The vagina as an endocrine organ: clinical implications
Linda Vignozzi1 – , Sarah Cipriani1 – , Elisa Maseroli2 – , Irene Scavello1 – , Vincenza Di Stasi1 – , Ilaria Cellai1, Sandra Filippi3 – , Paolo Comeglio1
1 – Department of Biomedical, Experimental and Clinical Sciences “Mario Serio”, University of Florence
2 – Careggi University Hospital, Florence
3 – Department of Neuroscience, Psychology, Pharmaceutical and Child Health Area, University of Florence
Vagina is an androgens-responsive organ since the early weeks of pregnancy. Although androgens have always been recognized as key hormones for male sexuality, recent preclinical and clinical evidence suggests a fundamental role exerted particularly by testosterone (T) also in female genital tissues. As a matter of fact, T has been demonstrated to be involved in the physiologic functional contractile and relaxant machinery of clitoral smooth muscle cells, as well as in clitoral vascularization, that is essential for genital arousal. Even more groundbreaking is the demonstration of the anti-inflammatory role of androgens in the vagina, that becomes a key aspect if related to the inflammatory process characterizing the genitourinary syndrome of menopause (GSM).
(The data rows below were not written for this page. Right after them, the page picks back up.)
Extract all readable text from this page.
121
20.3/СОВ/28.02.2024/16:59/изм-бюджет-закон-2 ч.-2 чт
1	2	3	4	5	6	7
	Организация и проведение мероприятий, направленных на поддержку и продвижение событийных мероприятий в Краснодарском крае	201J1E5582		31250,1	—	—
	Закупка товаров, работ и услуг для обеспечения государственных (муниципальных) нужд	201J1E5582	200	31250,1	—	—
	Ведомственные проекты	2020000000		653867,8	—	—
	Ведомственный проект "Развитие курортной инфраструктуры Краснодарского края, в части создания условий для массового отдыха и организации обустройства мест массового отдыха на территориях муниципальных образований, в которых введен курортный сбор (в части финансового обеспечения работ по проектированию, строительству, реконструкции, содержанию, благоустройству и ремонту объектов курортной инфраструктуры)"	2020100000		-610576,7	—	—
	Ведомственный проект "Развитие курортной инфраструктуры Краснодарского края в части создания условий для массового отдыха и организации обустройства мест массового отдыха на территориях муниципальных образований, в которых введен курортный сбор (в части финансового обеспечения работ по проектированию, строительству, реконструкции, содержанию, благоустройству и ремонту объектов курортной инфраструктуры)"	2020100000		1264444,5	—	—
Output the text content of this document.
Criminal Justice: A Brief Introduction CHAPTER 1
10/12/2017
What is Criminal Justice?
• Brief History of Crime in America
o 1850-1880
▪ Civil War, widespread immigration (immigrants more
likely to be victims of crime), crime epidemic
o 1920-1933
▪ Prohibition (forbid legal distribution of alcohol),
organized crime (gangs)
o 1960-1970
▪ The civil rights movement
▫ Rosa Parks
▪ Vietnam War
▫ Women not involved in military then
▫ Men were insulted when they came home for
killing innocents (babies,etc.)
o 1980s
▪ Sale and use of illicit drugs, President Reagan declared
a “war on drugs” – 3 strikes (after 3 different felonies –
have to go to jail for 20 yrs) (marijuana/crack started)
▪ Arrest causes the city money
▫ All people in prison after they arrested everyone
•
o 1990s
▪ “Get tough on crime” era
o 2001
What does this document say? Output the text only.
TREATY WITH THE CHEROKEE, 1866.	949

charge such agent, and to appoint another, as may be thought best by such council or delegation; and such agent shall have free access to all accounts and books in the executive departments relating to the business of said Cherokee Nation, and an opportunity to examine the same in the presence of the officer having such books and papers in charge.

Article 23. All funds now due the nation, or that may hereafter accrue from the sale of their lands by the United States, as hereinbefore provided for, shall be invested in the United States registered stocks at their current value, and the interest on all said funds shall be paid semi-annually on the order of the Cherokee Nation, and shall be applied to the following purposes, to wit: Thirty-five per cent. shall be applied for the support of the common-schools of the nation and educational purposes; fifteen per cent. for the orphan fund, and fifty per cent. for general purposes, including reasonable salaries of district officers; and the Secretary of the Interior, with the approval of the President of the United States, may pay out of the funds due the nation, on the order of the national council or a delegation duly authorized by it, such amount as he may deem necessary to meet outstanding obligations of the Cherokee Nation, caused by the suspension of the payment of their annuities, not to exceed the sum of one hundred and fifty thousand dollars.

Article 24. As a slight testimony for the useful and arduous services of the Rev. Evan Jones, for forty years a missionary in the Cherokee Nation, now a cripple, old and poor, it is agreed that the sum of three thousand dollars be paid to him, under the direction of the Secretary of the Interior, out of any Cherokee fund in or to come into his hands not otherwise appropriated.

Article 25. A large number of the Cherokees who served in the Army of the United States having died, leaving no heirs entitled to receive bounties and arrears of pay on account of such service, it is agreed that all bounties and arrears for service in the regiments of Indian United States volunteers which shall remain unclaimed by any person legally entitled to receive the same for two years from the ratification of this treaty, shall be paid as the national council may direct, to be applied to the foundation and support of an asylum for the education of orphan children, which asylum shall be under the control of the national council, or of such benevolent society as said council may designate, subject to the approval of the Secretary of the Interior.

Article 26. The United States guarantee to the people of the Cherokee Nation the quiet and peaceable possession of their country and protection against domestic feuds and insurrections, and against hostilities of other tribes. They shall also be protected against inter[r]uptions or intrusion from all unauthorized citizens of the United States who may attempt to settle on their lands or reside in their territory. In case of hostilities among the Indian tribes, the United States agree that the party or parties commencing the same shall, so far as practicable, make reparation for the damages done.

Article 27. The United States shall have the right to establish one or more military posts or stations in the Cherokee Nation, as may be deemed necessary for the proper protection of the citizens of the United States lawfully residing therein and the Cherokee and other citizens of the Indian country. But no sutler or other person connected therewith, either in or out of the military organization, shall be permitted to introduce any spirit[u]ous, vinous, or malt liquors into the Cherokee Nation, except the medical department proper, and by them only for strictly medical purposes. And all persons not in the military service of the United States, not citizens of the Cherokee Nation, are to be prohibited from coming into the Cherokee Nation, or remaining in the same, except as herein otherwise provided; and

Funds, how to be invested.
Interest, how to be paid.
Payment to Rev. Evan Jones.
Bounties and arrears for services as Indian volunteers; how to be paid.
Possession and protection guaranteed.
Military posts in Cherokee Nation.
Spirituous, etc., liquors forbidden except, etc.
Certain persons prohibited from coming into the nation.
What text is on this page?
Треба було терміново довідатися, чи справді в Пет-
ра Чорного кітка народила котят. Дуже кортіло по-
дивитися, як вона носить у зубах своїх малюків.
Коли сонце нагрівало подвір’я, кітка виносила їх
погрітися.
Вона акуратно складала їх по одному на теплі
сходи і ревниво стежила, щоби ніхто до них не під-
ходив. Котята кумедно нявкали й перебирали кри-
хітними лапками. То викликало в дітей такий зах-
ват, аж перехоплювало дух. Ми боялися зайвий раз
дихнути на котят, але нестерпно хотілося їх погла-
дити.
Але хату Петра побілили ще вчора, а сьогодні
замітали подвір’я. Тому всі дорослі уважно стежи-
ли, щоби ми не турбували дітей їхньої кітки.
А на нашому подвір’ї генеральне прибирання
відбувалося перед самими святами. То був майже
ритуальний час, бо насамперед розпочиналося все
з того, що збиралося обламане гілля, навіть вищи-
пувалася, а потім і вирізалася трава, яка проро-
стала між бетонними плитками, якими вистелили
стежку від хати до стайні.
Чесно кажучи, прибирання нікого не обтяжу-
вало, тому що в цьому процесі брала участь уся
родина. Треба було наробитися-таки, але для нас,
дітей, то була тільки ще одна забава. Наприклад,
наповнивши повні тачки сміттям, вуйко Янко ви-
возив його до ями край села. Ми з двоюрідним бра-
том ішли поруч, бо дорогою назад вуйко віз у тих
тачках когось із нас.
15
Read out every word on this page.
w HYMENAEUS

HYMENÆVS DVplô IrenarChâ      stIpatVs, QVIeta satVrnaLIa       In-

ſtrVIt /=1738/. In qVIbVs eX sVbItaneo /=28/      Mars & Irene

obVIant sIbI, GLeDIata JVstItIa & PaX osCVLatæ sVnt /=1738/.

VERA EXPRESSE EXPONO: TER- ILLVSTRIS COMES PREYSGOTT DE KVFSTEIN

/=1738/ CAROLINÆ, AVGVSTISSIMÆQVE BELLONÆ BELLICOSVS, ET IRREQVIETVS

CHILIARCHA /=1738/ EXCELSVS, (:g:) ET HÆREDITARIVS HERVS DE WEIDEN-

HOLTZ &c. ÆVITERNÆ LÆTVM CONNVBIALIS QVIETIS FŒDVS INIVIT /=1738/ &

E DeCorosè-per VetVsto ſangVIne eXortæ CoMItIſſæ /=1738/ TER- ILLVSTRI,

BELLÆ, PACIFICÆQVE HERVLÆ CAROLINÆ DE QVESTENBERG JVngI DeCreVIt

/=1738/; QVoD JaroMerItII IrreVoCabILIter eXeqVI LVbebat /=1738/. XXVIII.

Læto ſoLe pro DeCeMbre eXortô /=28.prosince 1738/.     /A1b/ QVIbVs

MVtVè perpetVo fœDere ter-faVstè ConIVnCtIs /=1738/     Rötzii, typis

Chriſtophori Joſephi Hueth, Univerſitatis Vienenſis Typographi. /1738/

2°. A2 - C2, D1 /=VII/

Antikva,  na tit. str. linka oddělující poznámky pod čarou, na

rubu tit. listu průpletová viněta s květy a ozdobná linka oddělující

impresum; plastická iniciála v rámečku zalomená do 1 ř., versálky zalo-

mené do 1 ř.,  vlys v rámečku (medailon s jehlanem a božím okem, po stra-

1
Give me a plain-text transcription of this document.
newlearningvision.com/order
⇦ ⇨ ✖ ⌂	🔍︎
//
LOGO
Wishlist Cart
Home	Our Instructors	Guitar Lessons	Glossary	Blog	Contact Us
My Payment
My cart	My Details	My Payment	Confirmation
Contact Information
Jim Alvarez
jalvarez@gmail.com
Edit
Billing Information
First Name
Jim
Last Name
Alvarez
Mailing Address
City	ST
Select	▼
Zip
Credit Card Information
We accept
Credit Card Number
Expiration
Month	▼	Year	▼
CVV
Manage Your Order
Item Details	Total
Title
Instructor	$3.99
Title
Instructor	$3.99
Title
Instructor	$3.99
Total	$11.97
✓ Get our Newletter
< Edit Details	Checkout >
As a matter of fact, our research team observed that pre-treatment of human vagina smooth muscle cells (hvSMCs) with dihydrotestosterone (DHT) significantly reduced gene expression of different pro-inflammatory mediators induced by inflammatory stimuli such as lipopolysaccharide or interferone-g. This effect was significantly blunted by co-treatment with androgen receptor antagonist bicalutamide. Interestingly, we demonstrated that hvSMCs own the enzymatic machinery which is necessary to synthesize more biologically active androgens, that seems to be therefore as important as estrogens to maintain a functional vaginal muscle tissue, exerting a local anti-inflammatory effect, as well. Consequently, vagina appears to be as a real endocrine organ, with the ability of synthesizing more potent androgens from upstream precursors (e.g. DHT from dehydroepiandrosterone, DHEA) according to intracrinology principles, thus supporting the use of topical androgens such as Prasterone (synthetic DHEA) against symptoms of GSM.
Keywords: vagina; genitourinary syndrome of menopause; intracrinology; female sexual dysfunction; steroidogenesis; chronic inflammation.